I'm 😤 not a 🦸🏻‍♂️hero...🧜🏻



Managed to finish it through extrapolation with the Life at Sea sketch, but had to look up Where the survivors were, even though I knew Evans was alive. I must have just glazed over where he asked the journal to be sent. One thing, tho - passengers can be charged with dereliction of duty?!

Samovar
Jun 4, 2011

I'm 😤 not a 🦸🏻‍♂️hero...🧜🏻



timp posted:

I was just thinking about this game again recently and how it taught me that a 'loose cannon' isn't a cannon that could fire at any moment, but rather a cannon that's not bolted to the floor and will shift around and ruin a mate's day in a storm

You didn't know that?! You're off the case, timp! Hand in your badge and gun!

Samovar
Jun 4, 2011

I'm 😤 not a 🦸🏻‍♂️hero...🧜🏻



Fedule posted:

Interesting suppositions but ya probably should spoiler this, because, well.
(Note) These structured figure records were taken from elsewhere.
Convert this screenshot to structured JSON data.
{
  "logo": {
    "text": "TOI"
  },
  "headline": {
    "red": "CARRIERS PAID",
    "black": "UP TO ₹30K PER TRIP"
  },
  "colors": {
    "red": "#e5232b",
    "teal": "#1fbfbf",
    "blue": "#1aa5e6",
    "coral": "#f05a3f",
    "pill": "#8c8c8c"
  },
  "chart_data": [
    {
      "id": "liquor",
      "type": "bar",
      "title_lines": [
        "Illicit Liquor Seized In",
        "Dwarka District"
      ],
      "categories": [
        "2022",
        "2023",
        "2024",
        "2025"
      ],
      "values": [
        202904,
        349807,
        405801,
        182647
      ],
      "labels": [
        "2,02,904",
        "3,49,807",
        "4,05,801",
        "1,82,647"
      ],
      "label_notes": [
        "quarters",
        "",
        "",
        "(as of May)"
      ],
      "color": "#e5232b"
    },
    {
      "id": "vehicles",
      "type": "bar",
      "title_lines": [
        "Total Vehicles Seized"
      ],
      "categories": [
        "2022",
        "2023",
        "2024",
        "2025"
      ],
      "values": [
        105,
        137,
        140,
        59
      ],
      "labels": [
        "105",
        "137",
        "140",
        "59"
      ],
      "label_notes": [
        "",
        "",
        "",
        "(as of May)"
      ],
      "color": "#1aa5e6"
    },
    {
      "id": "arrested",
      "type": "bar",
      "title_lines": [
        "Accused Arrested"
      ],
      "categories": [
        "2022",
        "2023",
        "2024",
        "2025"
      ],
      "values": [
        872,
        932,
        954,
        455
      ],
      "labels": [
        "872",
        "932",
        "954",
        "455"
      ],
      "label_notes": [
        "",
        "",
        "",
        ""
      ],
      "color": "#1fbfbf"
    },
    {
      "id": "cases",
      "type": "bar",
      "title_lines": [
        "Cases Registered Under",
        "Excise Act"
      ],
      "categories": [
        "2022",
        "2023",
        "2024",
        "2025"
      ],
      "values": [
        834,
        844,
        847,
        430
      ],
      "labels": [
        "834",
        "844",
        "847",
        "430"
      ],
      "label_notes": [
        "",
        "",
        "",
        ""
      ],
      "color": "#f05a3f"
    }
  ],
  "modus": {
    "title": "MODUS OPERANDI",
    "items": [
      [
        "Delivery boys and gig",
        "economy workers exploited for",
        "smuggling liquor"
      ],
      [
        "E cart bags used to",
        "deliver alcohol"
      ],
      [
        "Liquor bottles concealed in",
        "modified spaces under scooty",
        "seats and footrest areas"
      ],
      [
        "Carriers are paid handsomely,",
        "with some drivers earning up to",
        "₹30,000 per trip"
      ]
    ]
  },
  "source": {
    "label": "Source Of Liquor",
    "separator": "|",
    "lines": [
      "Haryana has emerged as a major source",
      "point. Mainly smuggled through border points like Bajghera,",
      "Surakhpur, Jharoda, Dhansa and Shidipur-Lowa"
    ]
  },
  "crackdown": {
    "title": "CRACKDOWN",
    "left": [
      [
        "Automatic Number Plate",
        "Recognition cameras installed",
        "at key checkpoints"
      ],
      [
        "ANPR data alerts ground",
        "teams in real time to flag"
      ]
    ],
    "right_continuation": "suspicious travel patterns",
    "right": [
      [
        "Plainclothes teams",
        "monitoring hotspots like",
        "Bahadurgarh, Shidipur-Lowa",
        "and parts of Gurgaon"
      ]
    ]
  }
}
I never got the sense that the shells ever really messed with people's heads all that much? They just act as a magnet for sea horrors, and the resulting fear, paranoia and cascading betrayals are all just humans being our cool wonderful selves.

The box definitely has two compartments and one of those is definitely filled with mercury but it seems as though all the big dramatic things that the box does hinge on the top compartment being open and someone touching the mercury. Specifically, I got the sense that while out at sea Beng opened the box and put the shell into the mercury, which is what did the whatever that incapacitated the mermaids, and that Dahl later took the shell out, and in both cases this proved fatal.

When Nichols is doing his murder, we see the shell situated in the bottom drawer of the chest, with the top locked. It seems to be the case that the shell was always in the bottom drawer, because like I said before if Nichols had taken it out of the top drawer he would be notably minus an arm. But, neither the bottom drawer providing any shielding nor the bottom drawer not providing any shielding seem to make any sense. If it does, then what's the point of the mercury bowl and how did the mermaids find the boat crew during Nichols' big stupid kidnap stunt when the only time the shell even briefly left the chest was during the murder? If it doesn't, why didn't the mermaids show up before the ship reached the Canary Islands, since they're clearly able to operate in British waters, and why wasn't the shell in the mercury compartment, and, again, I cannot stress this enough, what the gently caress were the Formosans thinking bringing the unshielded shell on a sea voyage?

While I'm here, here's another question: did the captain ever actually figure out what the shells were doing? I keep thinking that he just didn't notice Dahl was holding the third shell, but maybe he did and just didn't care because as far as he knew they were just some pretty baubles the mermaids didn't like having stolen from them. Maybe this is why he hesitated in telling the first mate "they're at... the bottom of the sea"?

Okay, one more; it's not clear exactly when Paul Moss and Davey James set the last mermaid free, and thus how many people were still on the boat at the time, but it seems unlikely that they could have carried her the whole way from the lazarette to the top deck without anyone noticing, right? I wonder if anyone else was in on the bargain. At that point, the official story seems to be that the captain scared the last mermaid into calling off the kraken and that the shells were all gone (see: "A third shell! Captain didn't throw them all overboard!"), and yet even after James, Evans and the ladies made their escape (so, unquestionably post-Bargain) Olus Wiater was still scheming to "trade wretched fish and shells for gold", so I have to wonder who exactly knew, told, and believed, what.


This sure is one of those stories you linger on for a while, isn't it.

For some reason I get the impression that the shells, once seen, cast some kind of charm or obsession on people who've seen them but don't know what they are - people think they are pretty and reckon they would fetch a high price. I propose that the container was the one way the shells could be transported safely without signalling to the fish-folk where they are, but the shells want to be found and will try to get others to take them to sea.